Go-GCN is an implementation of Graph Convolutional Networks (GCN) in Go. It allows for semi-supervised learning on graph-structured data, such as citation networks. The project is designed with modular components for easy customization and experimentation, including support for dropout, Adam optimizer, and accuracy evaluation.
This implementation is based on the paper Semi-Supervised Classification with Graph Convolutional Networks by Thomas Kipf and Max Welling.
- Graph Convolutional Network (GCN) architecture
- Supports both SGD and Adam optimizers
- Dropout regularization to prevent overfitting
- Accuracy evaluation metrics
- Utility functions for matrix operations, activation functions, and loss calculations
- Data loading and preprocessing for the Cora dataset
- Clone the repository:
git clone https://github.com/gabitoju/go-gcn.git
cd go-gcn
- Install the dependencies:
go mod tidy
The project is configured to run on the Cora dataset, located in the datasets/cora
directory. Use the following command to run the model:
go run cmd/main.go
This will load the Cora dataset, create a GCN model, train it, and output the accuracy and loss during training.
package main
import (
"github.com/gabitoju/go-gcn/internal/data"
"github.com/gabitoju/go-gcn/internal/model"
"github.com/gabitoju/go-gcn/internal/train"
"github.com/gabitoju/go-gcn/internal/utils"
)
func main() {
utils.InitializeRand(42) // Initialize random seed
// Load Cora dataset
features, adj, labels := data.LoadData("../datasets/cora", "cora")
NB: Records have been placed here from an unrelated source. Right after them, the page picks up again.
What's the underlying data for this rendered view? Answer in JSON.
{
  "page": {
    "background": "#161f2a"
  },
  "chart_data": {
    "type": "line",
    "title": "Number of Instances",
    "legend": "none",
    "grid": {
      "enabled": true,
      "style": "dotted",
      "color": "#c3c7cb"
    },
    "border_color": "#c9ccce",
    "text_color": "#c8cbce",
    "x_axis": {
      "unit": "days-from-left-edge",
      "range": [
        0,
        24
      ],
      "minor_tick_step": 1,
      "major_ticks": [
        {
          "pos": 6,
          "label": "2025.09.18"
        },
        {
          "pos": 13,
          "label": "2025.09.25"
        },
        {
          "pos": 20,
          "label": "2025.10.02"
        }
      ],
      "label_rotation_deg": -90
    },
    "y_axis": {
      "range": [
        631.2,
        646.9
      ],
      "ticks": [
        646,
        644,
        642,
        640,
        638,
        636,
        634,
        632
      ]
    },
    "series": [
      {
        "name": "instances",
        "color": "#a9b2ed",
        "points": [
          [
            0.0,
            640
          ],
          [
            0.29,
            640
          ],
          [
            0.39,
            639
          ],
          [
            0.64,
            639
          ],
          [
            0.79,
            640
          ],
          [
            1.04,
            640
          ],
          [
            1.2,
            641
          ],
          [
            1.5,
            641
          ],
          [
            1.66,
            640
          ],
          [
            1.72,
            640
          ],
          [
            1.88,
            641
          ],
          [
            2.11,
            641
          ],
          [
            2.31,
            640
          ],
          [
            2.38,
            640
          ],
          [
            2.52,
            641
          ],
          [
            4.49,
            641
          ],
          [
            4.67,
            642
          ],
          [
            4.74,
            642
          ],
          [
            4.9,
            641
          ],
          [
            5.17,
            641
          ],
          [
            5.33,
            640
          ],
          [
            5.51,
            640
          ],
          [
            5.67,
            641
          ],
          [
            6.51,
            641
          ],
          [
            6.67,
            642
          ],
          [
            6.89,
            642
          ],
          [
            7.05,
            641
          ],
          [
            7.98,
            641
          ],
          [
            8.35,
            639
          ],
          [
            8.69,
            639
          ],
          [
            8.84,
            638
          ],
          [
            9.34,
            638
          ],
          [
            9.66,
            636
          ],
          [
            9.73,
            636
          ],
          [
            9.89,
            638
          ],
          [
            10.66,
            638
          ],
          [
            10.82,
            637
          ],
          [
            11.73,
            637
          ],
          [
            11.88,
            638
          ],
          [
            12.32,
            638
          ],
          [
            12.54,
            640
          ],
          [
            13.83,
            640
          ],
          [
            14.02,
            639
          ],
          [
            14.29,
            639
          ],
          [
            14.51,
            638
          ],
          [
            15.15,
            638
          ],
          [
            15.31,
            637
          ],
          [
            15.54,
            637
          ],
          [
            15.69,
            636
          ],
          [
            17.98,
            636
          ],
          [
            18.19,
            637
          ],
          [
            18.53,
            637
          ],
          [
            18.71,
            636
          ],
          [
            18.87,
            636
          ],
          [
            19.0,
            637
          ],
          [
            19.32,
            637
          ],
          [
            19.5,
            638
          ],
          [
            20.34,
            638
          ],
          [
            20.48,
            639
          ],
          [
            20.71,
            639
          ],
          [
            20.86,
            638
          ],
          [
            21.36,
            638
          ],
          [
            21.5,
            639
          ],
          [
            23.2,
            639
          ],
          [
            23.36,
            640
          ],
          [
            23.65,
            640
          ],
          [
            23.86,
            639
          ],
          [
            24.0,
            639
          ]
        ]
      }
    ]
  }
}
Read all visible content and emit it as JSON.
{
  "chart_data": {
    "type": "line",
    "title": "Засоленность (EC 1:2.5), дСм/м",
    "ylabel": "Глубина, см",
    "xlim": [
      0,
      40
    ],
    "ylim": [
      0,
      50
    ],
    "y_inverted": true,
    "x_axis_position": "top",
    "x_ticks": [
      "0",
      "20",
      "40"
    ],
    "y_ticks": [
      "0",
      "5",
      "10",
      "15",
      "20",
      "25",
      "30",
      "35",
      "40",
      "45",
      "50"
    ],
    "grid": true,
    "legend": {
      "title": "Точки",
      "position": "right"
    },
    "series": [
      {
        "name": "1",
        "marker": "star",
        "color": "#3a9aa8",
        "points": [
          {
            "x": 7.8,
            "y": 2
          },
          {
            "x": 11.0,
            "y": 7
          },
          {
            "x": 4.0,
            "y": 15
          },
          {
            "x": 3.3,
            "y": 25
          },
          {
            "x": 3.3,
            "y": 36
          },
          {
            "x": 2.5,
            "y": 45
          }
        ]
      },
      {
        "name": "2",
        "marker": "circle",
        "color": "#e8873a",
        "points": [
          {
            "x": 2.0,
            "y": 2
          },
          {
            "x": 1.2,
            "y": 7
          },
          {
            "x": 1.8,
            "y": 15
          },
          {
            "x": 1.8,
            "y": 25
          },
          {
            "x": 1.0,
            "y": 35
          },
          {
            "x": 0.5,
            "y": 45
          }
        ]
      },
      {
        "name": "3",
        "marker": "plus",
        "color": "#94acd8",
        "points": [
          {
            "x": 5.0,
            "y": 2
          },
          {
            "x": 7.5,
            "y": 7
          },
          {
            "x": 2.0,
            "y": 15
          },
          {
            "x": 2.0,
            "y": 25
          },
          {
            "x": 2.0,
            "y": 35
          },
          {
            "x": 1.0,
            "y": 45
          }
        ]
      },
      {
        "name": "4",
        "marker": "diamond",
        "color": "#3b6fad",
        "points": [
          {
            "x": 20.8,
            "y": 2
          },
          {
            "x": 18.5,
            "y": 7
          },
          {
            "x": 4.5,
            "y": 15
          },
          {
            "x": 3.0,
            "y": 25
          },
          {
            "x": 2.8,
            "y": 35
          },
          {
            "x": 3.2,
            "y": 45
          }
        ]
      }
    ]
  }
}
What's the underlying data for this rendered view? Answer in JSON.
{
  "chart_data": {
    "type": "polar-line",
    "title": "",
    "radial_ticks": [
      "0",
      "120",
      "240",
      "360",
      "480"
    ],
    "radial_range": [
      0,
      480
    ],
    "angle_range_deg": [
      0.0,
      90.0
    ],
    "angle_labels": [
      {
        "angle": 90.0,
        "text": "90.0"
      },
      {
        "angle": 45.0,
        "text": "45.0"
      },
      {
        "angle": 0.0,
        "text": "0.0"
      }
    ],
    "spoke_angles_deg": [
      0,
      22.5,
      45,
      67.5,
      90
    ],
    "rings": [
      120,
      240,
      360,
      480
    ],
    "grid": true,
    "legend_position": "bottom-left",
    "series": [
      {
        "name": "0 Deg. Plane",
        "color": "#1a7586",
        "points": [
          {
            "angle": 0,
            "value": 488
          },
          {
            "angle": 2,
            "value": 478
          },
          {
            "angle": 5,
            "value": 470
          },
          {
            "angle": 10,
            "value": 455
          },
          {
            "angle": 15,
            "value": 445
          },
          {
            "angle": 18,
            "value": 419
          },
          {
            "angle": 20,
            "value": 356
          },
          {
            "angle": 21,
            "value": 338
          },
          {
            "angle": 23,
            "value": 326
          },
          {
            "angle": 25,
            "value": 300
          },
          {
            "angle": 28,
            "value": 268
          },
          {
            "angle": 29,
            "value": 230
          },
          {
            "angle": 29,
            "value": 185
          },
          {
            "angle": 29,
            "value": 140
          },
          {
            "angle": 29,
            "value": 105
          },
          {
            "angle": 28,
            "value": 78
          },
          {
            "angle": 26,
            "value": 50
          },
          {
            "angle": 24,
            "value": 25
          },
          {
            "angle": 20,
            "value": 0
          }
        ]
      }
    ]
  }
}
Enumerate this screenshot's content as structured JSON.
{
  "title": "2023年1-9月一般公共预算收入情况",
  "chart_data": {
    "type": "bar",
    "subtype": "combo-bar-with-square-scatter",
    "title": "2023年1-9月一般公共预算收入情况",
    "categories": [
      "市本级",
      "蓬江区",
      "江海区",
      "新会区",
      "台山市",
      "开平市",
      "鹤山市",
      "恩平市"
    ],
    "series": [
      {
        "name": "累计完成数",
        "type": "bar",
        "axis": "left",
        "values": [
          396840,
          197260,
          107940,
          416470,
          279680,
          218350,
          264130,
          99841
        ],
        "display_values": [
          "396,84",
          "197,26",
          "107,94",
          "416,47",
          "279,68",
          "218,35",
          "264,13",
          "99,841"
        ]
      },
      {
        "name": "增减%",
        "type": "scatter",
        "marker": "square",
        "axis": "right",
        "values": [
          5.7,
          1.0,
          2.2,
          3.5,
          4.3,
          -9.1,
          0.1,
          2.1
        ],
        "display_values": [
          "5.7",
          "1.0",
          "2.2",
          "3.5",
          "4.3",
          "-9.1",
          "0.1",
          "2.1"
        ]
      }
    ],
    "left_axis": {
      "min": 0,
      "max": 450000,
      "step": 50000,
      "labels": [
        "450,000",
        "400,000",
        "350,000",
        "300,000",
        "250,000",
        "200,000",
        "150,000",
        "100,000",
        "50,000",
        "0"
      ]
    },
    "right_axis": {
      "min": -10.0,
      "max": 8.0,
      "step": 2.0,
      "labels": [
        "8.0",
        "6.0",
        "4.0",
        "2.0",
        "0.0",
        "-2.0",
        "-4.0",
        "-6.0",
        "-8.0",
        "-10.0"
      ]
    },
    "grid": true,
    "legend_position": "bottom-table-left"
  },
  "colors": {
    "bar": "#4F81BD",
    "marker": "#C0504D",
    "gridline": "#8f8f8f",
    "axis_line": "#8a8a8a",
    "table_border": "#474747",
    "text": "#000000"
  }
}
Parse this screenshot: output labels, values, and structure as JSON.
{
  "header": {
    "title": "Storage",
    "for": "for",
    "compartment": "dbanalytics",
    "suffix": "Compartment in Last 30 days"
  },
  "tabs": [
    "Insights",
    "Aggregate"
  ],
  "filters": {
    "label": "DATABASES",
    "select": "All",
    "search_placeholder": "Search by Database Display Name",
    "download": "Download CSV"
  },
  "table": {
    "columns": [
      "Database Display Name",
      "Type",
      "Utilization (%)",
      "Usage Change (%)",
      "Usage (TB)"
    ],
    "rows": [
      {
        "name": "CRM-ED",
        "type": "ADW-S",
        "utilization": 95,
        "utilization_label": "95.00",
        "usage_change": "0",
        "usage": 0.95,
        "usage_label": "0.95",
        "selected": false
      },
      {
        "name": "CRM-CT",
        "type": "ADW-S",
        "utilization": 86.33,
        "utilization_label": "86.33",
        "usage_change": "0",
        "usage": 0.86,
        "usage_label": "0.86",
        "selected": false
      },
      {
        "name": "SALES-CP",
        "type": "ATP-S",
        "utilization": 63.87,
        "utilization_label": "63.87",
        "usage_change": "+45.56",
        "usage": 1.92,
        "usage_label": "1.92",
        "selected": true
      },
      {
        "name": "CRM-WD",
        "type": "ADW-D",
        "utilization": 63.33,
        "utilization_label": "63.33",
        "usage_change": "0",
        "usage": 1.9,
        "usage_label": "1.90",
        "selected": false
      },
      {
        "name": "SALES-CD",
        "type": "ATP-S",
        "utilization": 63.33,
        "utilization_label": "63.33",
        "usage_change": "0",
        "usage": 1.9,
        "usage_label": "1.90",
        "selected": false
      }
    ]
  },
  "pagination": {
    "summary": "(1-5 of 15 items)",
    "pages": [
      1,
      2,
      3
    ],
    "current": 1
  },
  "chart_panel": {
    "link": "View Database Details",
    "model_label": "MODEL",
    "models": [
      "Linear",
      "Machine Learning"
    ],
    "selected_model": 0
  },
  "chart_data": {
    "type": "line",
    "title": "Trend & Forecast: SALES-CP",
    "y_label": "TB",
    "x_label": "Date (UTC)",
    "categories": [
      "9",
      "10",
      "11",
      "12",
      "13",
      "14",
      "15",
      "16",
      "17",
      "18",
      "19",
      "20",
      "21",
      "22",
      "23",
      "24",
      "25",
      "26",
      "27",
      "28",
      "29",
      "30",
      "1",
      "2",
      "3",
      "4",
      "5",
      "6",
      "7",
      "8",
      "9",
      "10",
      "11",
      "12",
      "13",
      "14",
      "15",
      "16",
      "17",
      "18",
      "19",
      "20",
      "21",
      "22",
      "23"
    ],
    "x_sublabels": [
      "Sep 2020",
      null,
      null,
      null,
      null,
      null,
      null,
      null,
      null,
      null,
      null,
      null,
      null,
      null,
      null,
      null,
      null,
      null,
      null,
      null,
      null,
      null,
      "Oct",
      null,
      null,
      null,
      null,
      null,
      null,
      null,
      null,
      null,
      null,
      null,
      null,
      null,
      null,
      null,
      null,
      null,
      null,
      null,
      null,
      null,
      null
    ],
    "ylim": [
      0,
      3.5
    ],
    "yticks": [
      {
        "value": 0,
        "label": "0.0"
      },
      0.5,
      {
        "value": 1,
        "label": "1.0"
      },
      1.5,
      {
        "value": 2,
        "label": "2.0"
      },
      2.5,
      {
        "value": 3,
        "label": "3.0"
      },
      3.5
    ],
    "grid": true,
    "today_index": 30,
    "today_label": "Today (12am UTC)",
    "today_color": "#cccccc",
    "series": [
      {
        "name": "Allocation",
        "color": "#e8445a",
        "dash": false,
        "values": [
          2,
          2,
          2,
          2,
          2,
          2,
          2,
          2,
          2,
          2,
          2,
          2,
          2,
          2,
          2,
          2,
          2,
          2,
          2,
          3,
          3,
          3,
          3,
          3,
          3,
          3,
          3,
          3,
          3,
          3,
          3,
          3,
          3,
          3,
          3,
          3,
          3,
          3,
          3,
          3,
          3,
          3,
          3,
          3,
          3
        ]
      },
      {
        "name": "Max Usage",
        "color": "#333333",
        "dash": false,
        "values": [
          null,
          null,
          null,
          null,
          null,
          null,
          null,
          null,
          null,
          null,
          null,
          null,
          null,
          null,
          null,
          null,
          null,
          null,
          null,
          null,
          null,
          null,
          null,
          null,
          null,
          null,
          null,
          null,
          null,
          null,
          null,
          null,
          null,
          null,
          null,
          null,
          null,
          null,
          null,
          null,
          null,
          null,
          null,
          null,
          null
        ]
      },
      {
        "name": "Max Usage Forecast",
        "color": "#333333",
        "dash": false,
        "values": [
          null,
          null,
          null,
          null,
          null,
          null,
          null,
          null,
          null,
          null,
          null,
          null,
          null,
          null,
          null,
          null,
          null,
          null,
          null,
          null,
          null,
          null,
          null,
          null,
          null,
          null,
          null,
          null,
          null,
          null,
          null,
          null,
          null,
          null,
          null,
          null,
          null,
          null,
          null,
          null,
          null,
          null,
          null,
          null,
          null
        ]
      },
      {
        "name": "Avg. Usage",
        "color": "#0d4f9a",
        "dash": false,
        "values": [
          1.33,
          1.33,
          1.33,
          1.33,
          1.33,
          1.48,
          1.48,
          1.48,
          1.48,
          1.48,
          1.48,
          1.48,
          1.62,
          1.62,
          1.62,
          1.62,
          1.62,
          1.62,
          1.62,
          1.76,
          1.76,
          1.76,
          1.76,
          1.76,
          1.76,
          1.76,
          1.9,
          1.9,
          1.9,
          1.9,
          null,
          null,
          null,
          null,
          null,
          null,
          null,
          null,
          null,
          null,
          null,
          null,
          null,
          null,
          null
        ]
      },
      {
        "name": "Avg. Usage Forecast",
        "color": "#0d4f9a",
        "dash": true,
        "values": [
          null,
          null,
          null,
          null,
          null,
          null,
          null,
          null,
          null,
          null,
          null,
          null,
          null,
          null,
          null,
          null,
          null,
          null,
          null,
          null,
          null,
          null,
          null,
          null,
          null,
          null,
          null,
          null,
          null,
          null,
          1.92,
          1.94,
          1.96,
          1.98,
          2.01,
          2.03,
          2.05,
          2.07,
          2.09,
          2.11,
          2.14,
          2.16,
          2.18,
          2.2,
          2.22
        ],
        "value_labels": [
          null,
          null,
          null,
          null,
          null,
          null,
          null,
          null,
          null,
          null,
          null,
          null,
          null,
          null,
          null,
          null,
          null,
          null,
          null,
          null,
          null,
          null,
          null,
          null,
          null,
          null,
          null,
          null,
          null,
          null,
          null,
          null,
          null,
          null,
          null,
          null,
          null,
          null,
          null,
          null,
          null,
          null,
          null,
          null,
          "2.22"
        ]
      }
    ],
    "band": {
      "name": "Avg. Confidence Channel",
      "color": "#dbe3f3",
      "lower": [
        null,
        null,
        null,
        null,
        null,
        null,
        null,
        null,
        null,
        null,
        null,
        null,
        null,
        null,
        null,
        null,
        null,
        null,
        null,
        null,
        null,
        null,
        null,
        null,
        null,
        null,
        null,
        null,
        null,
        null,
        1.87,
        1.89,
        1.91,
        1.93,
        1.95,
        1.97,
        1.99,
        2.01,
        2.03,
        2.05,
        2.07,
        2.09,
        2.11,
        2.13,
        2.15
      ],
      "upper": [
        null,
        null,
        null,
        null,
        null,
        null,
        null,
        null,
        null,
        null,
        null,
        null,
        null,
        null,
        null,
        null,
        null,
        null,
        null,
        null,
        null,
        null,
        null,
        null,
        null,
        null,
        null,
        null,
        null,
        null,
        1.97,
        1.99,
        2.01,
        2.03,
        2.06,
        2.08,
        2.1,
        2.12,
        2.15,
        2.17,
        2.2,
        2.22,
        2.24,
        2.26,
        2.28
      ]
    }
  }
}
// Create train, validation, and test splits
trn, valid, test := data.CreateDataSplit(140, 500, 1000, len(labels))
// Configure training settings
t := train.TrainConfig{
Epochs: 1000,
Labels: labels,
TrainMask: trn,
ValidMask: valid,
TestMask: test,
LearningRate: 0.001,
WeightDecay: 5e-4,
}
// Initialize the GCN model
gcn := model.NewGCN(2, len(features[0]), 16, 7, 0.5, t.LearningRate)
// Train the model
t.Train(gcn, features, adj)
}
The project uses the Cora dataset, a common benchmark for graph-based learning tasks. The dataset is located in the datasets/cora
directory:
cora.content
: Contains the node features and labels.cora.cites
: Contains the citation graph edges between nodes.
The LoadData
function in internal/data/load.go
is responsible for loading and processing the dataset into adjacency matrices and feature matrices.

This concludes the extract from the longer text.